“Dear Frenchmen, buy first! »

By Jérôme Faul – Président du Directoire d’Innovacom

Large French companies are not buying up enough startups. They could contribute to the virtuous circle that is being created in our country by becoming the main beneficiaries of innovations that entrepreneurs bring to the market.

Breakthrough innovations are the prerogative of startups

“Somebody, somewhere, is developing a product that makes yours obsolete. “wrote Georges Doriot, the Frenchman who invented innovation capital in the United States in the 1950s. This is even more true today: Moore’s law, globalization, the Internet are obligatory.

In fact, almost all major innovations, i.e. those that radically change the way we live or work, are currently the work of startups. These young companies can focus on the products or services they develop without fear of cannibalizing an existing product or service, with teams whose interests are perfectly aligned, according to agile processes. Above all, they address markets that are initially niches that large companies do not even see.

The financial resources they need do not come from past profits or self-financing capacity, but are increasingly available from innovation capital funds. What has been true in the United States for decades is increasingly true in France: entrepreneurs have the means to achieve their ambitions. They can take technical innovations out of their laboratories and make the marketing innovations they have come up with a reality.

A real enthusiasm exists in our country: an engineering culture, a generalized awareness, a desire to undertake, public aid, private capital inflows. Many projects are logically being created, but they lack an essential element: the medium/long term perspective. The startups thus created will only be marginally listed on the stock exchange, and will have difficulty finding funds capable of supporting them at the rate at which American or Chinese funds support their own startups.
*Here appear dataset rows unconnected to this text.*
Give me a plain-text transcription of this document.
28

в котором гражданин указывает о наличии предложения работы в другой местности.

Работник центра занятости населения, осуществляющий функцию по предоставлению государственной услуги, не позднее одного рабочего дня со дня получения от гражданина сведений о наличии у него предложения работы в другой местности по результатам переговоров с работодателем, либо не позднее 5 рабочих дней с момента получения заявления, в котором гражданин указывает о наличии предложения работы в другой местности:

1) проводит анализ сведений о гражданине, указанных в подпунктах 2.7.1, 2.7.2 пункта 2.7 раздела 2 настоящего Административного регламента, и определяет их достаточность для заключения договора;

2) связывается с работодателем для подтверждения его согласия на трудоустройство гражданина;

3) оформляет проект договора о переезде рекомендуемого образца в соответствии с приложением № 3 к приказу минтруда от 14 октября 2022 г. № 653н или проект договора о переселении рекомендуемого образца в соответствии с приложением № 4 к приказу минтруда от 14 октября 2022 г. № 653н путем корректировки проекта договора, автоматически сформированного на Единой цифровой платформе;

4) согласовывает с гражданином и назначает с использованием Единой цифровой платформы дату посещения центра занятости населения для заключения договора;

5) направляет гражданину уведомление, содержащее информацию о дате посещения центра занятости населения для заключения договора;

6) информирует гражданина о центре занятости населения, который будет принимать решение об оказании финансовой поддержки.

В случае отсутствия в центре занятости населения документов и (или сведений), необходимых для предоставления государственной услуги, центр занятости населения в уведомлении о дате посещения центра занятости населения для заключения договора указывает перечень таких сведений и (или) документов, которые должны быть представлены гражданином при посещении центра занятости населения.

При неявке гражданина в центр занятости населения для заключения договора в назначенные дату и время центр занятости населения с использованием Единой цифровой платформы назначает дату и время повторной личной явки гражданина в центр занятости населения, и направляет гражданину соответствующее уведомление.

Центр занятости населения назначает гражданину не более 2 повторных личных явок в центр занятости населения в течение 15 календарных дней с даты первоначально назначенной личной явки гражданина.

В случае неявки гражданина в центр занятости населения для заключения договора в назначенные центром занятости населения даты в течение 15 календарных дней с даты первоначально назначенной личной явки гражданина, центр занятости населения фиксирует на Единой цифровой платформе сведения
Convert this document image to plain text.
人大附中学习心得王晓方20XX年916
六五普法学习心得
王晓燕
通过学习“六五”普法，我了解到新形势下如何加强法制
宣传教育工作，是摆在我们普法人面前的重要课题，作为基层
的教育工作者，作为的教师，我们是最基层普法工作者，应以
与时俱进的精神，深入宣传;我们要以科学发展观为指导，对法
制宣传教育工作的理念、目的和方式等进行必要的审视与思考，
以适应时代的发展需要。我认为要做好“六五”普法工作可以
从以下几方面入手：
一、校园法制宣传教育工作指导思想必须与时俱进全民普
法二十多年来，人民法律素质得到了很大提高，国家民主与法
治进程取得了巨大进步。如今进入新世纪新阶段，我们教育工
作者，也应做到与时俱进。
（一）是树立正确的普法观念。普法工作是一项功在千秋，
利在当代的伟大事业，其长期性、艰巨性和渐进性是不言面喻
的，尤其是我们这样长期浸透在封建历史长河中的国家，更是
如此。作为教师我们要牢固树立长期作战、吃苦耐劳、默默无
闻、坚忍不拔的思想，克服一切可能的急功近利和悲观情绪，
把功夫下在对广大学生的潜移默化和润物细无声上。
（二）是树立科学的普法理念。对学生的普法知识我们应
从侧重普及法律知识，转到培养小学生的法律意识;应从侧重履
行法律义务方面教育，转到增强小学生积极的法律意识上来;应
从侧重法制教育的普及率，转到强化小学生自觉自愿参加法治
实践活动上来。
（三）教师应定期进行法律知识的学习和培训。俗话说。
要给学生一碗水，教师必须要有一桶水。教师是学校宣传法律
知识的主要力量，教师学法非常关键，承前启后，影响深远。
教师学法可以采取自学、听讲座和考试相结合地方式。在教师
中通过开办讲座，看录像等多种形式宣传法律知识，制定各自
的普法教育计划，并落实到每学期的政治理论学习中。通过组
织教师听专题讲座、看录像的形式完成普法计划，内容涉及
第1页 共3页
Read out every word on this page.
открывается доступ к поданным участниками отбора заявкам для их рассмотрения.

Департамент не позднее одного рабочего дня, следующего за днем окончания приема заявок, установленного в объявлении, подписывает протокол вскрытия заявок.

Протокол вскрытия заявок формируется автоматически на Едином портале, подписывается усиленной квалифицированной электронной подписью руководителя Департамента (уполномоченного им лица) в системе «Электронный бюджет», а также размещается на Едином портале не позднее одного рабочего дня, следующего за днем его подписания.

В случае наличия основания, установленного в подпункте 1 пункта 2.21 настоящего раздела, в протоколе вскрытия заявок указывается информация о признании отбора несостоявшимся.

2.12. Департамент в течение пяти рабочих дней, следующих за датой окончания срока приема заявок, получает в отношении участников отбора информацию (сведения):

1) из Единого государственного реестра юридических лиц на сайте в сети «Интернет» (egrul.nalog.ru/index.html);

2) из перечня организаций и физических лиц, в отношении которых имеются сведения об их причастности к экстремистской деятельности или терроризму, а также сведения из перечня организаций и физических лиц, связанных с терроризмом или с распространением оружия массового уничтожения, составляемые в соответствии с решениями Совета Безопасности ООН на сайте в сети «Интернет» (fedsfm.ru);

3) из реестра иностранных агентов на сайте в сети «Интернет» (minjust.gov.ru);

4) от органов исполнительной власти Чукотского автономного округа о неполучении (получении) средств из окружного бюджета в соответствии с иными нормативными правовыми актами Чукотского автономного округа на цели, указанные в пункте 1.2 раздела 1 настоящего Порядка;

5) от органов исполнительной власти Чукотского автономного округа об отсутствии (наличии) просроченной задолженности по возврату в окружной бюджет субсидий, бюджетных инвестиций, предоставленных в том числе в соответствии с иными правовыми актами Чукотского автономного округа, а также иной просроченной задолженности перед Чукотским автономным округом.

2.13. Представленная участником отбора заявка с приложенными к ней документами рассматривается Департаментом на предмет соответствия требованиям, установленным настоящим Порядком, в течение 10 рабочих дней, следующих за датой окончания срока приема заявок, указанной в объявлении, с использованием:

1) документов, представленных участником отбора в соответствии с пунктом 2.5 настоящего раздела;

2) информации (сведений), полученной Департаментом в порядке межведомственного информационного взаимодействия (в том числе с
They are therefore doomed to failure if they do not have the opportunity to support larger companies which, by integrating them, will be able to continue to expand their offers and further accelerate their developments. Less than a quarter of French startups are bought by a corporate company, which is too little. In half of the cases, this one is French, it is also too little.

French companies work with startups

Indeed, French companies could benefit more from the innovative products or services developed by start-ups as well as the markets they have conquered. They have all become more or less aware of the issues and are developing different types of relationships. Many have partnership programs, some have set up investment funds, most have business relationships with startups.

The relationships thus created are obviously essential for a well-established company to be able to project itself into the future. Knowing its current position and its own development capacities, it can understand precisely what its future competitors will be able to do. If it wants to go fast and stay ahead of them, it must go further and seriously consider acquisitions of young innovative companies.

French companies must buy out startups

Three types of actors play a role in the acquisition process of a startup by a large company.

First of all, there are the startups themselves. French entrepreneurs are in an environment that is not very favourable to their exit with generally few cash-outs and a tax system that has not always been clear. A certain risk aversion and a desire to maintain control over their company during development phases often prevent them from seeking the best possible growth – synonymous with dilution. A lack of geographical mobility, a lack of international knowledge and an intrinsic difficulty in addressing the most promising markets (America, Asia) also hinder their deployment. French entrepreneurs may also be less close to the established industrial fabric than Germans, for example. Unconsciously, their founders make their startups unattractive to an acquirer.